All this analysis aside, the real issue is what's coming down the pike. There are probably a dozen or more members of Congress under federal criminal investigation of one sort of another. (Rep. Duncan Hunter (R-CA), who a lot of have long suspected was tied up in Duke's wrongdoing, is apparently the latest.) And most all of them are Republicans. Denny Hastert says that he wants "to develop reasonable protocols and procedures that will make it possible for the FBI to go into congressional offices to constitutionally execute a search warrant." I'm sure he does. But he shouldn't be able to use bogus constitutional arguments to keep covering for the corrupt practices which have blossomed on his watch.

--Josh Marshall

05.28.06 -- 11:37AM // link | RECOMMEND RECOMMEND (0)

Many thanks to Matt Yglesias for filling in for me while I was away. If you've become an addict, you can find Matt's regular blog at TPMCafe.

Now, when I was away, I kept a bit abreast of the news. And the story that really caught my attention was the quickly-debunked story claiming that Iran was about to institute a mandatory dress code for Jews, Christians and Zoroastrians. As you probably already know, the story was false. And the origin of it, from what I can tell, all stems from Amir Taheri, NY Post columnist and member of the Benador Associates stable.

Reading over the various dissections of what happened, I'm still unclear about the relationship between Taheri's column in the Post and the article in Canada's National Post which fronted the story.

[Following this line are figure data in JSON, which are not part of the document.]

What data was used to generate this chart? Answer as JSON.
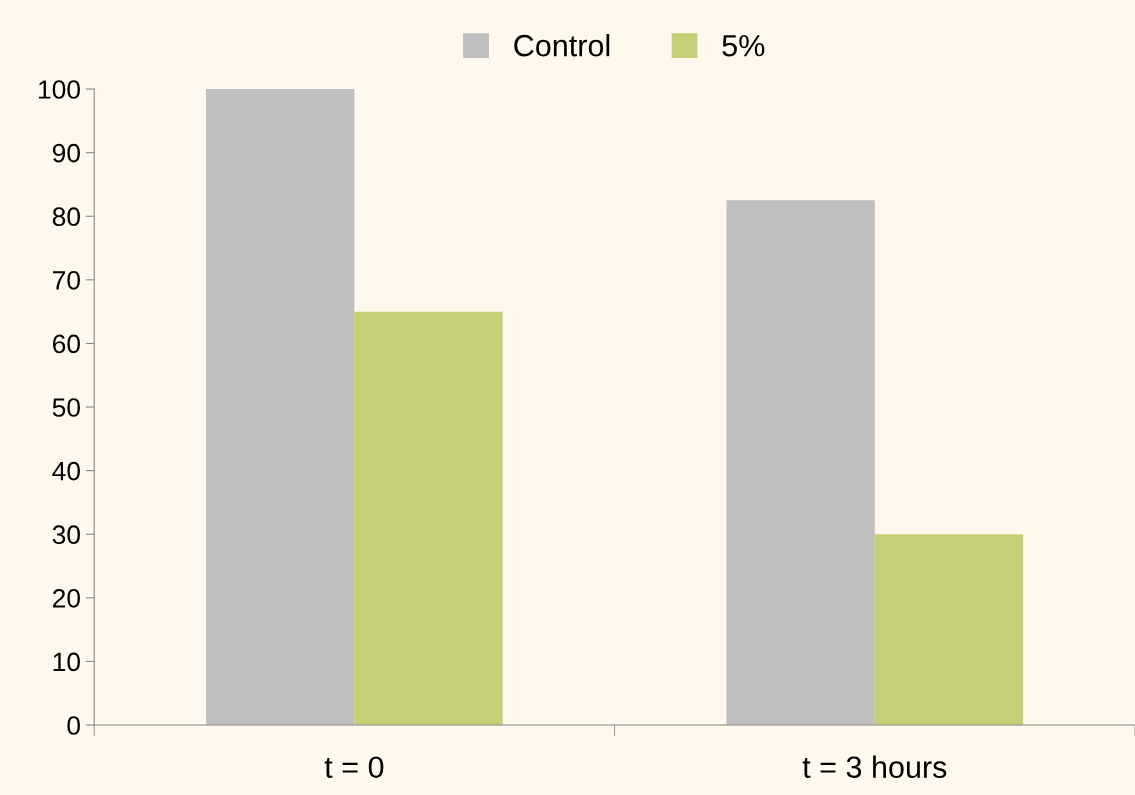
{
  "chart_data": {
    "type": "bar",
    "categories": [
      "t = 0",
      "t = 3 hours"
    ],
    "series": [
      {
        "name": "Control",
        "color": "#bfbfbf",
        "values": [
          100,
          82.5
        ]
      },
      {
        "name": "5%",
        "color": "#c6cf76",
        "values": [
          65,
          30
        ]
      }
    ],
    "ylim": [
      0,
      100
    ],
    "yticks": [
      0,
      10,
      20,
      30,
      40,
      50,
      60,
      70,
      80,
      90,
      100
    ],
    "grid": false,
    "legend": "top"
  }
}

This article in Jewish Week explaining the hoax, calls that Benador Associates, the PR firm-cum-speakers bureau which reps Taheri and most of the rest of the name neocons, "the public relations agency that placed the story with The National Post." But I'm not clear whether that is supposed to mean that Benador attempted to place Taheri's column with the Post or that they pitched the story to them. The National Post's news story, since retracted, appeared on May 19th while Taheri's Post column appeared on the 20th.

Another question, which reporters floated the story in questions to the Canadian and Australian Prime Ministers?

In any case, murkiness about the origins of the canard is another tell-tale sign of what this very much appears to be: part of an orchestrated disinformation campaign, launched by persons or parties unknown but not too hard to guess.

You can see Taheri's game effort to sorta-kinda walk the story back here. It's really a study in mendacity. Taheri says news outlets that picked up his claim "jumped the gun." Presumably, jumped the gun in assuming there was any factual basis for what he alleged. Taheri then tries to suggest that his report of a Nazi-reminiscent dress code for Jews was just a secondary part of the story, not certain to come to pass, etc. And yet he "stands by" the story in as much as he has secret sources who say that people in Iran somewhere were thinking about it.

Then he adds this confection: "I raised the issue not as a news story, because news of the new law was already several days old, but as an opinion column to alert the outside world to this most disturbing development."

So he didn't really report it as news because it was already news even though he was the first to report it.

Let's face it. As we gear up for the mix of agitprop and disinformation aimed to lay the groundwork for war with Iran, few claims could be more incendiary than alleging that Iran was recapitulating one of Nazi Germany's steps as it built toward the Final Solution. For the war party, such a development would be so good that, as the phrase goes, if it hadn't existed it would have to have been invented. And since it didn't exist, it was.

There's a tale here that's yet to be told.